Online spending will account for 8% of overall retail in this country in five years, but Canadians are still deterred by longstanding hurdles such as expensive shipping costs and a paucity of shopping choices, according to a new report from Forrester Research.
The agency predicts online retail spending in Canada will climb to $33.8-billion in 2018 from a level of $20.6-billion this year.
The news comes as many more bricks and mortar retailers, including those based in the U.S., set up a dedicated Canadian website or extend shipping to this country.
High-profile U.S. department store chains such as Macy's, Bloomingdale's and J.C. Penney have started shipping to Canada this year, with easy-to-understand shipping policies and prices in Canadian dollars.
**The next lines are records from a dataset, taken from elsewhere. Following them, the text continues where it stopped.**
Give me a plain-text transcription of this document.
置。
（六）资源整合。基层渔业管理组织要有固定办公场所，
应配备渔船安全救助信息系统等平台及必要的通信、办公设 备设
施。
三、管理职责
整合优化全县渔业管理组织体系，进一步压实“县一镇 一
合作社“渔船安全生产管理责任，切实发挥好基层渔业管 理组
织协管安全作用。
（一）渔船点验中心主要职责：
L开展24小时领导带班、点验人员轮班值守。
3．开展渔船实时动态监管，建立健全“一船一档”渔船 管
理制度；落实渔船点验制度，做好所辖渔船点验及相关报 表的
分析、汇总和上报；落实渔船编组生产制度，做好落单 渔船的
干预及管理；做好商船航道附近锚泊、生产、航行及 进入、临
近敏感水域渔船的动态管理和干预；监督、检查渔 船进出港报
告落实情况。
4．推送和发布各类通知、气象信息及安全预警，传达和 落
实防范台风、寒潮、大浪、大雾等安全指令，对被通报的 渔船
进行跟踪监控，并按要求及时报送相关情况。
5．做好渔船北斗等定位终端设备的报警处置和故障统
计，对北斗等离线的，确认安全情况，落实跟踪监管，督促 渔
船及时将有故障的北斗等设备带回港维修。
Traditional bricks and mortar retailers have also been bulking up their online channels, eyeing rival Amazon Canada's entry into a slew of categories such as toys, electronics, health and cosmetics, entertainment and tools.
"Although today Amazon.ca's online assortment still falls woefully short of that available on Amazon.com, things are slowly improving in Canada," the Forrester report said, based in part on an April survey of 61,000 U.S. residents and 5,800 Canadians.
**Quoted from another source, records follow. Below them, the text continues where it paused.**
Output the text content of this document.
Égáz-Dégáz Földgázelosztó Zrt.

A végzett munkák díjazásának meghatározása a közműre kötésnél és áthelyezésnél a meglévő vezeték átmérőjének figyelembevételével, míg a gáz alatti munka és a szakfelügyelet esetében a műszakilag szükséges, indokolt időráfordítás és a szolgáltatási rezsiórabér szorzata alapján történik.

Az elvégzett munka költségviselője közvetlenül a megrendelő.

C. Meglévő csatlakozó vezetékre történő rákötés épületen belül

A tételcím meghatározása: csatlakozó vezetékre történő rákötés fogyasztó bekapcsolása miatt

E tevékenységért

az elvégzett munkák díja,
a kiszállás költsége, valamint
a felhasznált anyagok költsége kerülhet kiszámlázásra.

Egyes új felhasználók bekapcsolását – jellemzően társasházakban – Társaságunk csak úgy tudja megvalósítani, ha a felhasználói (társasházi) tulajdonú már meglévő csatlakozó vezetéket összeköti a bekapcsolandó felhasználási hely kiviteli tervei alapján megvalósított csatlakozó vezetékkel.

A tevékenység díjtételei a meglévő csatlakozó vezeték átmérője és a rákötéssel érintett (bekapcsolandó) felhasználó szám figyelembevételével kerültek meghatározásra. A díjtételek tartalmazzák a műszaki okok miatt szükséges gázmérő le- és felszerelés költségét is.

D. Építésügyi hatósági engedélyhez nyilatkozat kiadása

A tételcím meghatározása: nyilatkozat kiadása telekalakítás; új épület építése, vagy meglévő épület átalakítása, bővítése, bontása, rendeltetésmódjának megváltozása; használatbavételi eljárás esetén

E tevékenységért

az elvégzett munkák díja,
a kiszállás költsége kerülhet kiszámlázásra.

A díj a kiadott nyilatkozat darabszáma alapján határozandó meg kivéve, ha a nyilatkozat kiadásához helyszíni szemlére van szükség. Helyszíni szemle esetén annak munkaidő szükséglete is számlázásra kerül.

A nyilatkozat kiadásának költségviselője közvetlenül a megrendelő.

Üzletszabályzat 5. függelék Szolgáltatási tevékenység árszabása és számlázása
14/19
Amazon ranked as the most popular online website in Canada, with 40% of those surveyed having purchased a product or a service from the company in the prior three months, followed by eBay, iTunes, Best Buy/Future Shop, Chapters/Indigo and Sears Canada.
Nevertheless, the business of online commerce in Canada still lags the U.S., with sales accounting for 5.7% of overall retail spending in Canada and 8.4% in the U.S. Canadians spend an average of $1,130 online per year compared with US$1,483 in the U.S.
A key reason for the slower growth in this market is prohibitive shipping, the report said, adding 68% of Canadians are still concerned about shipping costs when shopping online despite the efforts of retailers to lower costs or offer in-store pickup of goods free of charge.
Forrester compared the cost of shipping a six-pound box from Toronto to Vancouver, a distance of 4,370 km, using Canada Post's Xpresspost service against shipping the same parcel from New York to Los Angeles, a distance of 4,443 km, using the U.S. Postal Service's priority mail service. The U.S. shipment cost US$11.30; the Canadian shipment cost a whopping $40.63.
Our relatively lower population spread out over vast distances is partly to blame. Few Canadian retailers generate enough volume online to justify operating separate fulfillment centres on the east and west coast of the country, and are therefore "powerless to lower free shipping thresholds or offer attractively priced expedited shipping," the report noted.
That has driven 68% of Canadians to shop at international websites, said the report, which criticized homegrown retailers such as Shoppers Drug Mart, Hudson's Bay, Canadian Tire and Holt Renfrew for either failing to offer online sales or by flip-flopping on the issue by introducing a web sales channel and then closing it, confusing customers in the process.
"Frustrated at the inability to find what they are looking for online in Canada and driven by the lure of cheaper prices south of the border, these Canadians are diverting online dollars into foreign markets, which fills the coffers of foreign online retailers rather than helping domiciled ones earn the much-needed revenues to expand their businesses."